In fact, it helped prepare the thousands of Venezuelan opposition poll watchers who outsmarted the regime and retrieved some 90% of the voter tally sheets from the July 28 election, which convincingly prove Maduro lost by a historic landslide.

Similar operations have abounded amid other Latin American dictatorships like Cuba’s and Nicaragua’s. In Nicaragua, Goodman reports, a TV network owned by dictator Daniel Ortega’s family crowed in celebration last week: Trump , it said, is “turning off the [aid] faucet” for that thug regime’s foes and dissidents.
The foreign aid freeze is doubly self-defeating because as long as regimes like Venezuela’s remain in power, they’re more likely to send desperate migrants heading for the U.S.
A decade ago in Honduras I observed a USAID project that steered members of the vicious and omnipotent maras, or street gangs, toward alternatives like entrepreneurship. Along with U.S.-backed police reform, it helped reduce Honduras’ homicide rate — the world’s worst at the time — which gave Hondurans more reason to stay at home.
Trump’s first administration tried to dump that and similar programs in Central America, disparaging them as chump-worthy American giveaways run, as Trump says, by “radical leftist lunatics.”
Which explains a dumbfounding U.S. foreign assistance freeze announced this week.

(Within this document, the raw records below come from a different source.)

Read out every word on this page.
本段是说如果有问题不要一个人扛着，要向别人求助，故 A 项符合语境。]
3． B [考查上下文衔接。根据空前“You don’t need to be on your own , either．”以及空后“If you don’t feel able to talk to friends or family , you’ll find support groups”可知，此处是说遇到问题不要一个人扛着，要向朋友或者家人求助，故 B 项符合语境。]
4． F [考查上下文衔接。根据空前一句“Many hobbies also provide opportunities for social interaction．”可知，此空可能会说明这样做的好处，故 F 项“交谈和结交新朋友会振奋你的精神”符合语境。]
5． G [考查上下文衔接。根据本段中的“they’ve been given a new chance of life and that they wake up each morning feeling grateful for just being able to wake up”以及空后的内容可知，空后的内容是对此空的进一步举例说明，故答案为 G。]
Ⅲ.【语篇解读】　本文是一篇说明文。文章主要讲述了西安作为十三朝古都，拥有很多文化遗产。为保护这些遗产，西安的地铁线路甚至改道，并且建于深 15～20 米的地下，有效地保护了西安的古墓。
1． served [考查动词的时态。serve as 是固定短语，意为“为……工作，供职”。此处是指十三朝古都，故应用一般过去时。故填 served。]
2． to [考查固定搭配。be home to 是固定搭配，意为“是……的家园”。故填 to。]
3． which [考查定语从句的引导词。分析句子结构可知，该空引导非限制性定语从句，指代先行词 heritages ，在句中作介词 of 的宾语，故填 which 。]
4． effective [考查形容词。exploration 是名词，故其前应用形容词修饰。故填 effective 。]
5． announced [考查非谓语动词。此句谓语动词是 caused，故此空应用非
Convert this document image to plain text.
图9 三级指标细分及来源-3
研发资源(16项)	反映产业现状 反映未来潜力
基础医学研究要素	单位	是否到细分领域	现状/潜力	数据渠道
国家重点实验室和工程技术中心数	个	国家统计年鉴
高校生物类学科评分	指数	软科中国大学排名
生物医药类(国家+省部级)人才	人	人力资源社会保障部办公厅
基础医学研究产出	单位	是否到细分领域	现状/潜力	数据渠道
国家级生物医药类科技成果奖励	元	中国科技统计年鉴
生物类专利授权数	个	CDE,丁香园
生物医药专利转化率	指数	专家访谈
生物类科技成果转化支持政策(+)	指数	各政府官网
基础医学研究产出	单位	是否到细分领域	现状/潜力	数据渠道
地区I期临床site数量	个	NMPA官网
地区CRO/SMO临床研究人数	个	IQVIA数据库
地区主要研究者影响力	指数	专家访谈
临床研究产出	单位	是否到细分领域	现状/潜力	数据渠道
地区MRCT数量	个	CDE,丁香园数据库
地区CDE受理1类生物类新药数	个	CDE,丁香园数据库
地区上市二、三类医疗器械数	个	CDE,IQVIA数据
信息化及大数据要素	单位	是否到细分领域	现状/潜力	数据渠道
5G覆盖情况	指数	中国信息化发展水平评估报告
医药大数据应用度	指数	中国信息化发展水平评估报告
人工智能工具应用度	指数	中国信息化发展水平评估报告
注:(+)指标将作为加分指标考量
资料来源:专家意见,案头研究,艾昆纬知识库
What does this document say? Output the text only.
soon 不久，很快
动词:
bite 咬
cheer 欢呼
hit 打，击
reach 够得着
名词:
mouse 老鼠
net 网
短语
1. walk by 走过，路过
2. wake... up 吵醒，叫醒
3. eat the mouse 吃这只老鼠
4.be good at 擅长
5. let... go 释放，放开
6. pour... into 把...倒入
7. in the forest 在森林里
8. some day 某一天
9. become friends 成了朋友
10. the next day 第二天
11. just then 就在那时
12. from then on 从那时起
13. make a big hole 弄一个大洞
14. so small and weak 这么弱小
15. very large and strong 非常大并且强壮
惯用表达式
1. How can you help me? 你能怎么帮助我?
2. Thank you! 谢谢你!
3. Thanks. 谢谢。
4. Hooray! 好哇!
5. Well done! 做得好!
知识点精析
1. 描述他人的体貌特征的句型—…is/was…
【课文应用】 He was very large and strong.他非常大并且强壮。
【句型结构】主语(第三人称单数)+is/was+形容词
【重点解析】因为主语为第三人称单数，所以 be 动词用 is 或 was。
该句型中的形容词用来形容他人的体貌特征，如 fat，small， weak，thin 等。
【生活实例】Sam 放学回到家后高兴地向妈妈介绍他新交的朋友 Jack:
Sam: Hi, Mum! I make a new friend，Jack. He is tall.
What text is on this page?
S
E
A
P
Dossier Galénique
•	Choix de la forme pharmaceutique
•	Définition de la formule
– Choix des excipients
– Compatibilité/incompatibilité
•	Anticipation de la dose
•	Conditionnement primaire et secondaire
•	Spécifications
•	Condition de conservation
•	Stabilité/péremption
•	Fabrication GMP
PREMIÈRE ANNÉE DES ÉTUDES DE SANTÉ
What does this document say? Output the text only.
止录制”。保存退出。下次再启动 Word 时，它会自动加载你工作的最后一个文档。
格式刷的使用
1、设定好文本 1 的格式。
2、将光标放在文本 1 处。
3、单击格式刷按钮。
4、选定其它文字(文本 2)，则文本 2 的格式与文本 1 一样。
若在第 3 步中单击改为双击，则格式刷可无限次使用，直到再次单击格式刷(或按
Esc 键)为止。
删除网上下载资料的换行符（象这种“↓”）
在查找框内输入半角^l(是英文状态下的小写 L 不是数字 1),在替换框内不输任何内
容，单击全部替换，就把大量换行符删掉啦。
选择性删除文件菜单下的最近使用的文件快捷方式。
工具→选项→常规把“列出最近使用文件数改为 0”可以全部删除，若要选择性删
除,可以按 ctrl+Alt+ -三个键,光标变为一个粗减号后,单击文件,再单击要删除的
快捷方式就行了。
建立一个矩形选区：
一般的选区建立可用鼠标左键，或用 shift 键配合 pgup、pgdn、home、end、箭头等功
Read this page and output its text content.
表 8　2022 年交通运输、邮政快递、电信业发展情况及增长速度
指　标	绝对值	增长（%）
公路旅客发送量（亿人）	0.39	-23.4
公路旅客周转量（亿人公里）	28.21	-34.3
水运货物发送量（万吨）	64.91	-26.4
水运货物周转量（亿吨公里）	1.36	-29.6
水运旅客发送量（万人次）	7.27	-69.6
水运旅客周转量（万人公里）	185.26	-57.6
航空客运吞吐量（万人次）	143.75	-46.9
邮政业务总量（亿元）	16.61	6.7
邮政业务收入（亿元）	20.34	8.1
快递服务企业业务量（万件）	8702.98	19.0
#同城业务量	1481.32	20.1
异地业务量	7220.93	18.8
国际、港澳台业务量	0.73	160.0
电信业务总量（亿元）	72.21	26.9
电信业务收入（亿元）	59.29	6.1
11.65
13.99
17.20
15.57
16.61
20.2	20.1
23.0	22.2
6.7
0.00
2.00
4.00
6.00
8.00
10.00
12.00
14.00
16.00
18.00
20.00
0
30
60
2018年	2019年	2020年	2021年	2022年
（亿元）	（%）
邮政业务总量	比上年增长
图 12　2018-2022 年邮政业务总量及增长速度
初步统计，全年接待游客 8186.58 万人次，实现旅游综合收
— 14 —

This one involves not USAID but rather Washington’s funding of a multinational mission to help Haiti’s overwhelmed police confront the violent and powerful gangs that now control the capital, Port-au-Prince, and much of the rest of the country.
For a U.S. president who’s made his contempt for Haitian migrants crystal clear — most crystal-clearly in his monstrous lie during last year’s campaign that they were eating people’s pets in Ohio — it makes no sense that he would spur more of them to flee here by effectively empowering the gangs that murder, kidnap, rob and rape countless people back in Haiti.
Gang lord Jimmy “Barbecue” Cherizier is Haiti’s tacit dictator now — and I can assure you that after Trump picked up the phone to freeze the Haitian police assistance, Barbecue wasn’t shaking in his boots.
But like the rest of us, he might be shaking his head.